You would need to consider that every malware family, they have their own structure, so they are not like same structure. And to define the pattern, you would need to have sort of like more understanding of what is specific about this malware family. Is it being as a phishing in the emails or is it, what is the file type that is being sent? And what are the information that I could extract? Some of the valid, valid, variables that you see and the configuration item that you would see is just like they are not necessarily valuable and they may just use default values and you may want to just do not consider them when you want to write your pattern for your automated tool.

This is again from a campaign that was being used and it's for analyzing body of email. A third party actually provided this in JSON format for me, and it was like MIME style. And when I started looking at the files, the body of the email, it was just like something that it is coming from USPS ground. And it's coming from Russia. Like the source is from Russia, the from address, if you take a look at it. And then it's USPS ground. And it's just saying that, OK, go ahead and download this attachment, and you would see the shipment later. Extracting the information of embedded objects, I saw that it's coming in a zip format, and it's a WSF file. Analyzing the WSF file, it

gave me a lot of malicious domains. Here it is. So see?

So for my particular extracting of data, because I have a lot of information, a lot of JSON formats are being passed to me. So for just extracting it, this is a good one to just start with. And I can just take a look at this one, analyze it, and then having a platform for domains is going to be my key. And then the list of domain is going to be my values for this case. So all I need to do is just write a parser in this case. Let's just review so far what we could do for just analyzing a set of malware and it's just like a set of JSON files that has been submitted to us and we are analyzing it. We see that

it's just repeating the same pattern for this particular campaign and I'm having a JSON mime, I'm getting analyzing keys Of course, I can get from address, and I can build up a blacklist for the domain countries that's suspicious. I would say like Russia could be suspicious, China, North Korea, all of them, they could be suspicious. And then you could decode it. You could actually get the analyzed body. Of course, it's basic for encoded. You can decode it, and then you can download the attachments. Analyzing the files, if it is WSF, you can extract the domains. So, baby steps is taken for extracting the information. Look at the chain. The first chain is the most important part when you have

a file that is suspicious. or malicious. Usually the campaigns, what they do, especially now they're getting pretty much smart, they give you a file. The file is going to extract, it has a link. It's going to download something from a link. That file that is downloaded is going to go and just have another link, execute another link, and it's going to get another executable. But first place, the most important thing that we need to consider for extracting is the file, the first, first file that is going to lead to the chain. So just detect the chain and the first, first chain and try to extract it. This is something, an email campaign that's is featuring a PDF attachment. And

right now, as of now, they are actually pretty much active and they are sending emails. This is what it does. It's a zip file. It has a PDF in it. The PDF when you open it, it has a URL link. It's going to download a JavaScript file. The JavaScript file itself, it has a link. And it's going to download an executable file. So the first thing that we need to extract is the PDF and we need to detect it. Now guess what? The PDF is fully undetectable by AV engines. No AV engine is able to detect it. And here is what I'm going to share with you. So if you apply a strings A on the PDF file, you would see that, okay, it has a domain.
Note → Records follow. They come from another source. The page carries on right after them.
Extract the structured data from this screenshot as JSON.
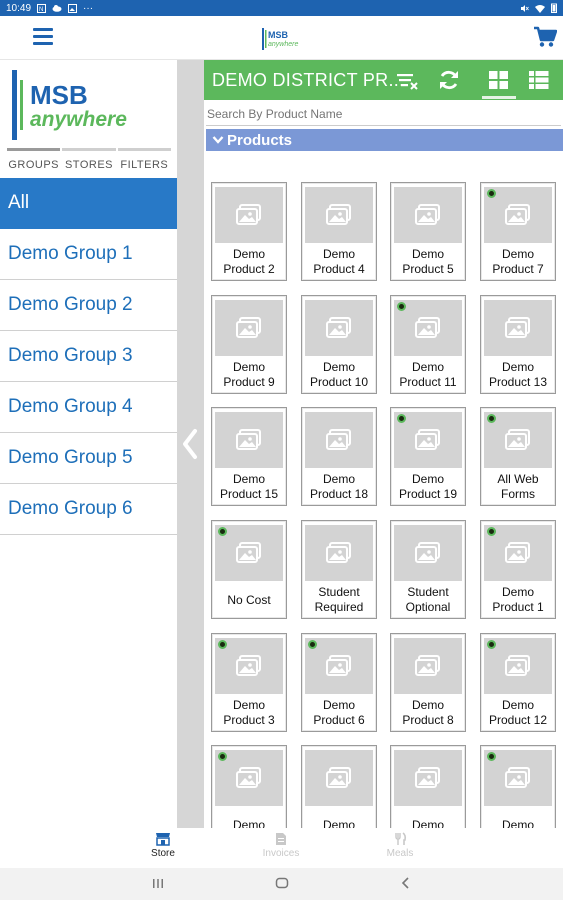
{
  "status_bar": {
    "time": "10:49",
    "dots": "···"
  },
  "app_bar": {
    "logo_top": "MSB",
    "logo_bottom": "anywhere"
  },
  "sidebar": {
    "logo": {
      "line1": "MSB",
      "line2": "anywhere"
    },
    "tabs": [
      {
        "label": "GROUPS"
      },
      {
        "label": "STORES"
      },
      {
        "label": "FILTERS"
      }
    ],
    "groups": [
      {
        "label": "All",
        "active": true
      },
      {
        "label": "Demo Group 1"
      },
      {
        "label": "Demo Group 2"
      },
      {
        "label": "Demo Group 3"
      },
      {
        "label": "Demo Group 4"
      },
      {
        "label": "Demo Group 5"
      },
      {
        "label": "Demo Group 6"
      }
    ]
  },
  "main": {
    "title": "DEMO DISTRICT PR...",
    "search_placeholder": "Search By Product Name",
    "section_title": "Products",
    "products": [
      {
        "line1": "Demo",
        "line2": "Product 2",
        "badge": false
      },
      {
        "line1": "Demo",
        "line2": "Product 4",
        "badge": false
      },
      {
        "line1": "Demo",
        "line2": "Product 5",
        "badge": false
      },
      {
        "line1": "Demo",
        "line2": "Product 7",
        "badge": true
      },
      {
        "line1": "Demo",
        "line2": "Product 9",
        "badge": false
      },
      {
        "line1": "Demo",
        "line2": "Product 10",
        "badge": false
      },
      {
        "line1": "Demo",
        "line2": "Product 11",
        "badge": true
      },
      {
        "line1": "Demo",
        "line2": "Product 13",
        "badge": false
      },
      {
        "line1": "Demo",
        "line2": "Product 15",
        "badge": false
      },
      {
        "line1": "Demo",
        "line2": "Product 18",
        "badge": false
      },
      {
        "line1": "Demo",
        "line2": "Product 19",
        "badge": true
      },
      {
        "line1": "All Web",
        "line2": "Forms",
        "badge": true
      },
      {
        "line1": "No Cost",
        "line2": "",
        "badge": true
      },
      {
        "line1": "Student",
        "line2": "Required",
        "badge": false
      },
      {
        "line1": "Student",
        "line2": "Optional",
        "badge": false
      },
      {
        "line1": "Demo",
        "line2": "Product 1",
        "badge": true
      },
      {
        "line1": "Demo",
        "line2": "Product 3",
        "badge": true
      },
      {
        "line1": "Demo",
        "line2": "Product 6",
        "badge": true
      },
      {
        "line1": "Demo",
        "line2": "Product 8",
        "badge": false
      },
      {
        "line1": "Demo",
        "line2": "Product 12",
        "badge": true
      },
      {
        "line1": "Demo",
        "line2": "",
        "badge": true
      },
      {
        "line1": "Demo",
        "line2": "",
        "badge": false
      },
      {
        "line1": "Demo",
        "line2": "",
        "badge": false
      },
      {
        "line1": "Demo",
        "line2": "",
        "badge": true
      }
    ]
  },
  "bottom_nav": [
    {
      "label": "Store",
      "icon": "store-icon",
      "active": true
    },
    {
      "label": "Invoices",
      "icon": "invoice-icon",
      "active": false
    },
    {
      "label": "Meals",
      "icon": "meals-icon",
      "active": false
    }
  ],
  "colors": {
    "brand_blue": "#1e63b0",
    "header_green": "#5cb85c",
    "section_blue": "#7b98d6",
    "active_group": "#2879c7"
  }
}
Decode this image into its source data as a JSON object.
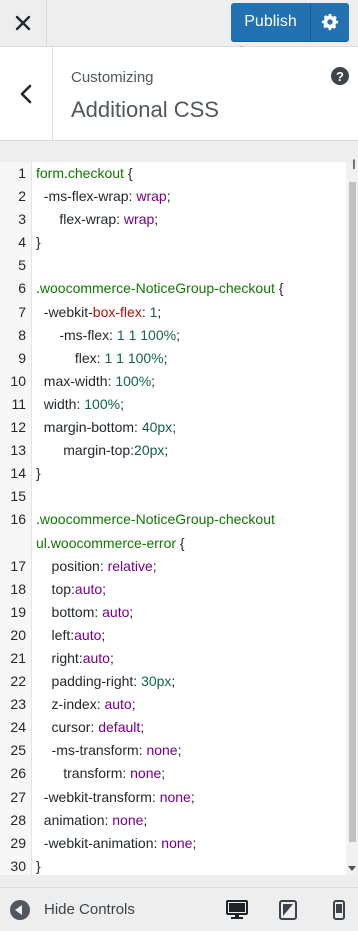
{
  "topbar": {
    "close_icon": "close-icon",
    "publish_label": "Publish",
    "settings_icon": "gear-icon",
    "publish_color": "#2271b1"
  },
  "section": {
    "subtitle": "Customizing",
    "title": "Additional CSS",
    "help_label": "?"
  },
  "editor": {
    "lines": [
      {
        "n": "1",
        "parts": [
          {
            "c": "t-sel",
            "t": "form"
          },
          {
            "c": "t-plain",
            "t": "."
          },
          {
            "c": "t-sel",
            "t": "checkout"
          },
          {
            "c": "t-plain",
            "t": " {"
          }
        ]
      },
      {
        "n": "2",
        "parts": [
          {
            "c": "t-prop",
            "t": "  -ms-flex-wrap: "
          },
          {
            "c": "t-kw",
            "t": "wrap"
          },
          {
            "c": "t-plain",
            "t": ";"
          }
        ]
      },
      {
        "n": "3",
        "parts": [
          {
            "c": "t-prop",
            "t": "      flex-wrap: "
          },
          {
            "c": "t-kw",
            "t": "wrap"
          },
          {
            "c": "t-plain",
            "t": ";"
          }
        ]
      },
      {
        "n": "4",
        "parts": [
          {
            "c": "t-plain",
            "t": "}"
          }
        ]
      },
      {
        "n": "5",
        "parts": []
      },
      {
        "n": "6",
        "parts": [
          {
            "c": "t-plain",
            "t": "."
          },
          {
            "c": "t-sel",
            "t": "woocommerce-NoticeGroup-checkout"
          },
          {
            "c": "t-plain",
            "t": " {"
          }
        ]
      },
      {
        "n": "7",
        "parts": [
          {
            "c": "t-prop",
            "t": "  -webkit-"
          },
          {
            "c": "t-vendor",
            "t": "box-flex"
          },
          {
            "c": "t-plain",
            "t": ": "
          },
          {
            "c": "t-num",
            "t": "1"
          },
          {
            "c": "t-plain",
            "t": ";"
          }
        ]
      },
      {
        "n": "8",
        "parts": [
          {
            "c": "t-prop",
            "t": "      -ms-flex: "
          },
          {
            "c": "t-num",
            "t": "1 1 100%"
          },
          {
            "c": "t-plain",
            "t": ";"
          }
        ]
      },
      {
        "n": "9",
        "parts": [
          {
            "c": "t-prop",
            "t": "          flex: "
          },
          {
            "c": "t-num",
            "t": "1 1 100%"
          },
          {
            "c": "t-plain",
            "t": ";"
          }
        ]
      },
      {
        "n": "10",
        "parts": [
          {
            "c": "t-prop",
            "t": "  max-width: "
          },
          {
            "c": "t-num",
            "t": "100%"
          },
          {
            "c": "t-plain",
            "t": ";"
          }
        ]
      },
      {
        "n": "11",
        "parts": [
          {
            "c": "t-prop",
            "t": "  width: "
          },
          {
            "c": "t-num",
            "t": "100%"
          },
          {
            "c": "t-plain",
            "t": ";"
          }
        ]
      },
      {
        "n": "12",
        "parts": [
          {
            "c": "t-prop",
            "t": "  margin-bottom: "
          },
          {
            "c": "t-num",
            "t": "40px"
          },
          {
            "c": "t-plain",
            "t": ";"
          }
        ]
      },
      {
        "n": "13",
        "parts": [
          {
            "c": "t-prop",
            "t": "       margin-top:"
          },
          {
            "c": "t-num",
            "t": "20px"
          },
          {
            "c": "t-plain",
            "t": ";"
          }
        ]
      },
      {
        "n": "14",
        "parts": [
          {
            "c": "t-plain",
            "t": "}"
          }
        ]
      },
      {
        "n": "15",
        "parts": []
      },
      {
        "n": "16",
        "parts": [
          {
            "c": "t-plain",
            "t": "."
          },
          {
            "c": "t-sel",
            "t": "woocommerce-NoticeGroup-checkout"
          }
        ]
      },
      {
        "n": "",
        "parts": [
          {
            "c": "t-sel",
            "t": "ul"
          },
          {
            "c": "t-plain",
            "t": "."
          },
          {
            "c": "t-sel",
            "t": "woocommerce-error"
          },
          {
            "c": "t-plain",
            "t": " {"
          }
        ]
      },
      {
        "n": "17",
        "parts": [
          {
            "c": "t-prop",
            "t": "    position: "
          },
          {
            "c": "t-kw",
            "t": "relative"
          },
          {
            "c": "t-plain",
            "t": ";"
          }
        ]
      },
      {
        "n": "18",
        "parts": [
          {
            "c": "t-prop",
            "t": "    top:"
          },
          {
            "c": "t-kw",
            "t": "auto"
          },
          {
            "c": "t-plain",
            "t": ";"
          }
        ]
      },
      {
        "n": "19",
        "parts": [
          {
            "c": "t-prop",
            "t": "    bottom: "
          },
          {
            "c": "t-kw",
            "t": "auto"
          },
          {
            "c": "t-plain",
            "t": ";"
          }
        ]
      },
      {
        "n": "20",
        "parts": [
          {
            "c": "t-prop",
            "t": "    left:"
          },
          {
            "c": "t-kw",
            "t": "auto"
          },
          {
            "c": "t-plain",
            "t": ";"
          }
        ]
      },
      {
        "n": "21",
        "parts": [
          {
            "c": "t-prop",
            "t": "    right:"
          },
          {
            "c": "t-kw",
            "t": "auto"
          },
          {
            "c": "t-plain",
            "t": ";"
          }
        ]
      },
      {
        "n": "22",
        "parts": [
          {
            "c": "t-prop",
            "t": "    padding-right: "
          },
          {
            "c": "t-num",
            "t": "30px"
          },
          {
            "c": "t-plain",
            "t": ";"
          }
        ]
      },
      {
        "n": "23",
        "parts": [
          {
            "c": "t-prop",
            "t": "    z-index: "
          },
          {
            "c": "t-kw",
            "t": "auto"
          },
          {
            "c": "t-plain",
            "t": ";"
          }
        ]
      },
      {
        "n": "24",
        "parts": [
          {
            "c": "t-prop",
            "t": "    cursor: "
          },
          {
            "c": "t-kw",
            "t": "default"
          },
          {
            "c": "t-plain",
            "t": ";"
          }
        ]
      },
      {
        "n": "25",
        "parts": [
          {
            "c": "t-prop",
            "t": "    -ms-transform: "
          },
          {
            "c": "t-kw",
            "t": "none"
          },
          {
            "c": "t-plain",
            "t": ";"
          }
        ]
      },
      {
        "n": "26",
        "parts": [
          {
            "c": "t-prop",
            "t": "       transform: "
          },
          {
            "c": "t-kw",
            "t": "none"
          },
          {
            "c": "t-plain",
            "t": ";"
          }
        ]
      },
      {
        "n": "27",
        "parts": [
          {
            "c": "t-prop",
            "t": "  -webkit-transform: "
          },
          {
            "c": "t-kw",
            "t": "none"
          },
          {
            "c": "t-plain",
            "t": ";"
          }
        ]
      },
      {
        "n": "28",
        "parts": [
          {
            "c": "t-prop",
            "t": "  animation: "
          },
          {
            "c": "t-kw",
            "t": "none"
          },
          {
            "c": "t-plain",
            "t": ";"
          }
        ]
      },
      {
        "n": "29",
        "parts": [
          {
            "c": "t-prop",
            "t": "  -webkit-animation: "
          },
          {
            "c": "t-kw",
            "t": "none"
          },
          {
            "c": "t-plain",
            "t": ";"
          }
        ]
      },
      {
        "n": "30",
        "parts": [
          {
            "c": "t-plain",
            "t": "}"
          }
        ]
      }
    ]
  },
  "footer": {
    "hide_label": "Hide Controls",
    "devices": [
      "desktop-icon",
      "tablet-icon",
      "mobile-icon"
    ]
  }
}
This is just like, it has a type action referring to a URL, and this is a URL. And then it ends with end objects. You can just write a regex for it. And you can start parsing the PDF, decode the PDF, and extract the URL. And say, in your analyzes, you can say, OK, it has a domain, malicious, and it's malicious, basically. So right when you get the PDF, you can say that, OK, I'm going to stop it right there. There are a lot of campaigns going on and there are a lot of information out there that you can go and just check it out on a daily basis. Very nice information are coming out on a daily basis. The analysis is being done by someone else. And then

what you can do is just go ahead. All the detailed information is available. All you need to do is just read it, find the pattern, and then write it down. for scripting. So analyze known malicious samples for fingerprint. This is, how many of you have heard about CVE 2017-0199?

Okay, it's pretty much new. And right now the patch is actually applied in Microsoft, but it's an RTF document that the OLE, it executes this particular URL. not just this particular, but it just has a link that goes and downloads a document out of it. So again, when I look at it, I see the pattern is it has a link and the end of it is doc. So HTTP and doc in the link in RTF document. So again, I'm going to write an analyzer for RTF and sort of like a decoder. And then I'm going to extract this. HTTP doc. These are the main thing that I'm going to grab. This is just the regex that I'm going to

use for my analysis. And then this is the comment section in all the files that come with this campaign. So when you write it down, you would be able to detect this particular family, which the analysis has been done by some other analysts. Now, there are a lot of tools that you could also use for your analyzers to commit a pattern for automation. Use them. Foremost is one of them that is really valuable, at least for me, because it's just like it's possible to extract the embedded objects in an automated way. So go ahead and use it. This is just like an example. This hash is quite malicious. And then I applied Foremost. found a lot of

files in it. The files are in different formats for this particular hash. Right away, I would say, OK, DLL and EXC, there is something wrong with this file. And there is actually something wrong with these files. They are also malicious. Ran it in Cuckoo sandbox and found out that it copies itself to APP data, local temp, It begins using find first file and opening files. Read the file before overwriting it. Opens the file to infect for writing and writes the virus. The common thing that it has is using visua. Writes the original file and it appears to attempt to infect all the files and not just the executable files. it's time to connect the pieces.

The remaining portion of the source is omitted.